It is conspicuous that, at a time when the conversation about male domination in the workplace and in politics has broken wide open, projects like Veep, Little and Late Night are framing sexism as a problem between women--their internalized sexism is framed as a generational problem
There is a feminist fantasy in “Late Night,” Mindy Kaling’s new workplace romantic comedy. In its universe, a woman has been hosting her own late-night talk show for so long that she is considered a relic. But there is a feminist nightmare in it, too. That woman — the fictional comedian Katherine Newbury — is terrible to her employees, and she is even worse to women, whom she will not hire at all.
Finally Katherine (Emma Thompson) pulls an inexperienced “diversity hire” named Molly Patel (Kaling) into her all-male writers room to quell the suspicion that she “hates women.” But her support ends there. When Molly arrives, she finds that even the women’s bathroom has been conquered by men. There is no seat for her in the office, so she sits on an overturned trash can. When she speaks up, Katherine shuts her down.
“Late Night” drops into a pop-culture landscape suddenly very interested in imagining women in power, and in competition. Often, as in the body-swap comedy “Little” and the final season of HBO’s “Veep,” these conflicts split open on generational lines. The culture is creeping with tales of seasoned female bosses torturing their young assistants and cynical mentors undermining their idealistic mentees. The women who opened doors are shown slamming them closed.
These are anxious projections. There are arguably more powerful women on screen than there are in real life. A woman has not commanded the desk of a major-network late night show since Joan Rivers got booted from Fox in 1987. Three women have become the president of the fake United States on “Veep” alone. The powerful women of fiction are born of both hope and fear, of how women will ultimately seize power and how they’ll wield it.

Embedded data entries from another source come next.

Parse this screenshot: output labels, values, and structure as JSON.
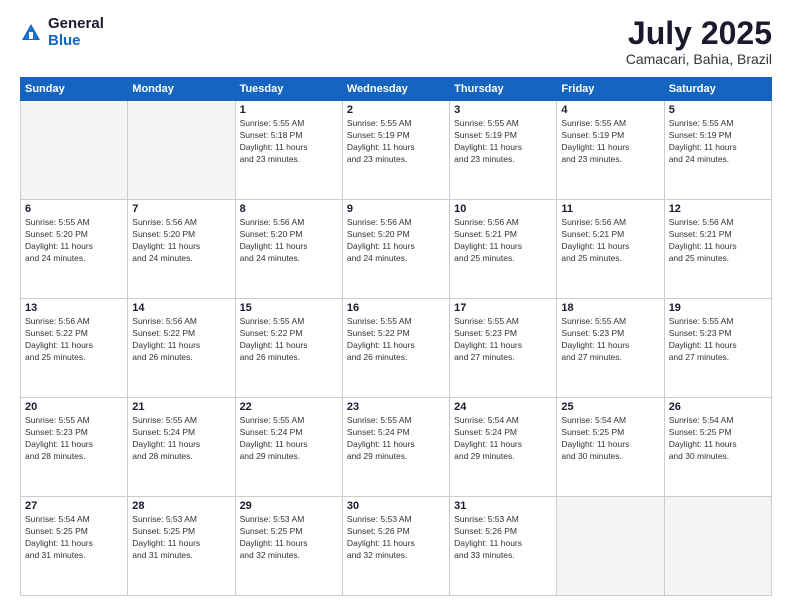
{
  "logo": {
    "general": "General",
    "blue": "Blue"
  },
  "title": {
    "month_year": "July 2025",
    "location": "Camacari, Bahia, Brazil"
  },
  "headers": [
    "Sunday",
    "Monday",
    "Tuesday",
    "Wednesday",
    "Thursday",
    "Friday",
    "Saturday"
  ],
  "weeks": [
    [
      {
        "day": "",
        "info": ""
      },
      {
        "day": "",
        "info": ""
      },
      {
        "day": "1",
        "info": "Sunrise: 5:55 AM\nSunset: 5:18 PM\nDaylight: 11 hours\nand 23 minutes."
      },
      {
        "day": "2",
        "info": "Sunrise: 5:55 AM\nSunset: 5:19 PM\nDaylight: 11 hours\nand 23 minutes."
      },
      {
        "day": "3",
        "info": "Sunrise: 5:55 AM\nSunset: 5:19 PM\nDaylight: 11 hours\nand 23 minutes."
      },
      {
        "day": "4",
        "info": "Sunrise: 5:55 AM\nSunset: 5:19 PM\nDaylight: 11 hours\nand 23 minutes."
      },
      {
        "day": "5",
        "info": "Sunrise: 5:55 AM\nSunset: 5:19 PM\nDaylight: 11 hours\nand 24 minutes."
      }
    ],
    [
      {
        "day": "6",
        "info": "Sunrise: 5:55 AM\nSunset: 5:20 PM\nDaylight: 11 hours\nand 24 minutes."
      },
      {
        "day": "7",
        "info": "Sunrise: 5:56 AM\nSunset: 5:20 PM\nDaylight: 11 hours\nand 24 minutes."
      },
      {
        "day": "8",
        "info": "Sunrise: 5:56 AM\nSunset: 5:20 PM\nDaylight: 11 hours\nand 24 minutes."
      },
      {
        "day": "9",
        "info": "Sunrise: 5:56 AM\nSunset: 5:20 PM\nDaylight: 11 hours\nand 24 minutes."
      },
      {
        "day": "10",
        "info": "Sunrise: 5:56 AM\nSunset: 5:21 PM\nDaylight: 11 hours\nand 25 minutes."
      },
      {
        "day": "11",
        "info": "Sunrise: 5:56 AM\nSunset: 5:21 PM\nDaylight: 11 hours\nand 25 minutes."
      },
      {
        "day": "12",
        "info": "Sunrise: 5:56 AM\nSunset: 5:21 PM\nDaylight: 11 hours\nand 25 minutes."
      }
    ],
    [
      {
        "day": "13",
        "info": "Sunrise: 5:56 AM\nSunset: 5:22 PM\nDaylight: 11 hours\nand 25 minutes."
      },
      {
        "day": "14",
        "info": "Sunrise: 5:56 AM\nSunset: 5:22 PM\nDaylight: 11 hours\nand 26 minutes."
      },
      {
        "day": "15",
        "info": "Sunrise: 5:55 AM\nSunset: 5:22 PM\nDaylight: 11 hours\nand 26 minutes."
      },
      {
        "day": "16",
        "info": "Sunrise: 5:55 AM\nSunset: 5:22 PM\nDaylight: 11 hours\nand 26 minutes."
      },
      {
        "day": "17",
        "info": "Sunrise: 5:55 AM\nSunset: 5:23 PM\nDaylight: 11 hours\nand 27 minutes."
      },
      {
        "day": "18",
        "info": "Sunrise: 5:55 AM\nSunset: 5:23 PM\nDaylight: 11 hours\nand 27 minutes."
      },
      {
        "day": "19",
        "info": "Sunrise: 5:55 AM\nSunset: 5:23 PM\nDaylight: 11 hours\nand 27 minutes."
      }
    ],
    [
      {
        "day": "20",
        "info": "Sunrise: 5:55 AM\nSunset: 5:23 PM\nDaylight: 11 hours\nand 28 minutes."
      },
      {
        "day": "21",
        "info": "Sunrise: 5:55 AM\nSunset: 5:24 PM\nDaylight: 11 hours\nand 28 minutes."
      },
      {
        "day": "22",
        "info": "Sunrise: 5:55 AM\nSunset: 5:24 PM\nDaylight: 11 hours\nand 29 minutes."
      },
      {
        "day": "23",
        "info": "Sunrise: 5:55 AM\nSunset: 5:24 PM\nDaylight: 11 hours\nand 29 minutes."
      },
      {
        "day": "24",
        "info": "Sunrise: 5:54 AM\nSunset: 5:24 PM\nDaylight: 11 hours\nand 29 minutes."
      },
      {
        "day": "25",
        "info": "Sunrise: 5:54 AM\nSunset: 5:25 PM\nDaylight: 11 hours\nand 30 minutes."
      },
      {
        "day": "26",
        "info": "Sunrise: 5:54 AM\nSunset: 5:25 PM\nDaylight: 11 hours\nand 30 minutes."
      }
    ],
    [
      {
        "day": "27",
        "info": "Sunrise: 5:54 AM\nSunset: 5:25 PM\nDaylight: 11 hours\nand 31 minutes."
      },
      {
        "day": "28",
        "info": "Sunrise: 5:53 AM\nSunset: 5:25 PM\nDaylight: 11 hours\nand 31 minutes."
      },
      {
        "day": "29",
        "info": "Sunrise: 5:53 AM\nSunset: 5:25 PM\nDaylight: 11 hours\nand 32 minutes."
      },
      {
        "day": "30",
        "info": "Sunrise: 5:53 AM\nSunset: 5:26 PM\nDaylight: 11 hours\nand 32 minutes."
      },
      {
        "day": "31",
        "info": "Sunrise: 5:53 AM\nSunset: 5:26 PM\nDaylight: 11 hours\nand 33 minutes."
      },
      {
        "day": "",
        "info": ""
      },
      {
        "day": "",
        "info": ""
      }
    ]
  ]
}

Often they are conceived of as good at their jobs but bad at being human, like Miranda Priestly of “The Devil Wears Prada.” Though they are pitched as evidence of feminist progress, they don’t act like feminists. And their preferred targets are young women who hope, some day, to claim power, too.

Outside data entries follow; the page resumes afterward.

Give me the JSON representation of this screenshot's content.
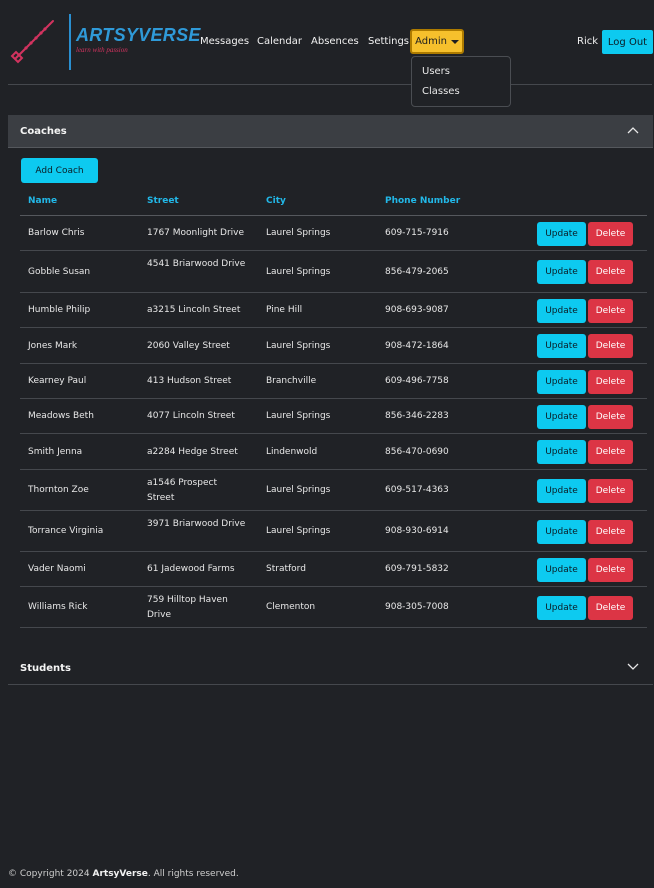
{
  "brand": {
    "name": "ARTSYVERSE",
    "tagline": "learn with passion"
  },
  "nav": {
    "links": [
      "Messages",
      "Calendar",
      "Absences",
      "Settings"
    ],
    "admin_label": "Admin",
    "admin_menu": [
      "Users",
      "Classes"
    ],
    "user_name": "Rick",
    "logout_label": "Log Out"
  },
  "coaches": {
    "title": "Coaches",
    "add_label": "Add Coach",
    "columns": [
      "Name",
      "Street",
      "City",
      "Phone Number"
    ],
    "update_label": "Update",
    "delete_label": "Delete",
    "rows": [
      {
        "name": "Barlow Chris",
        "street": "1767 Moonlight Drive",
        "city": "Laurel Springs",
        "phone": "609-715-7916"
      },
      {
        "name": "Gobble Susan",
        "street": "4541 Briarwood Drive",
        "city": "Laurel Springs",
        "phone": "856-479-2065"
      },
      {
        "name": "Humble Philip",
        "street": "a3215 Lincoln Street",
        "city": "Pine Hill",
        "phone": "908-693-9087"
      },
      {
        "name": "Jones Mark",
        "street": "2060 Valley Street",
        "city": "Laurel Springs",
        "phone": "908-472-1864"
      },
      {
        "name": "Kearney Paul",
        "street": "413 Hudson Street",
        "city": "Branchville",
        "phone": "609-496-7758"
      },
      {
        "name": "Meadows Beth",
        "street": "4077 Lincoln Street",
        "city": "Laurel Springs",
        "phone": "856-346-2283"
      },
      {
        "name": "Smith Jenna",
        "street": "a2284 Hedge Street",
        "city": "Lindenwold",
        "phone": "856-470-0690"
      },
      {
        "name": "Thornton Zoe",
        "street": "a1546 Prospect Street",
        "city": "Laurel Springs",
        "phone": "609-517-4363"
      },
      {
        "name": "Torrance Virginia",
        "street": "3971 Briarwood Drive",
        "city": "Laurel Springs",
        "phone": "908-930-6914"
      },
      {
        "name": "Vader Naomi",
        "street": "61 Jadewood Farms",
        "city": "Stratford",
        "phone": "609-791-5832"
      },
      {
        "name": "Williams Rick",
        "street": "759 Hilltop Haven Drive",
        "city": "Clementon",
        "phone": "908-305-7008"
      }
    ]
  },
  "students": {
    "title": "Students"
  },
  "footer": {
    "prefix": "© Copyright 2024",
    "brand": "ArtsyVerse",
    "suffix": ". All rights reserved."
  },
  "colors": {
    "accent": "#0dcaf0",
    "danger": "#dc3545",
    "warning": "#f6c02c",
    "background": "#202226",
    "brand_blue": "#2f9ad8",
    "brand_pink": "#d2335f"
  }
}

It is conspicuous that, at a time when the conversation about male domination in the workplace and in politics has broken wide open, these projects are framing sexism as a problem between women. But they also represent a kind of breakthrough. Though the archetype of the bad ladyboss has been criticized as sexist, lately she has been deployed in explicitly feminist narratives, often ones written by women. Films like “Late Night” and “Little” are reimagining the romantic comedy: Instead of a man and a woman falling in love, they show two women falling into mutual respect. Even the singularly sociopathic Selina Meyer of “Veep” offers a structural critique: She shows what happens when male political power is simply transferred to a female host.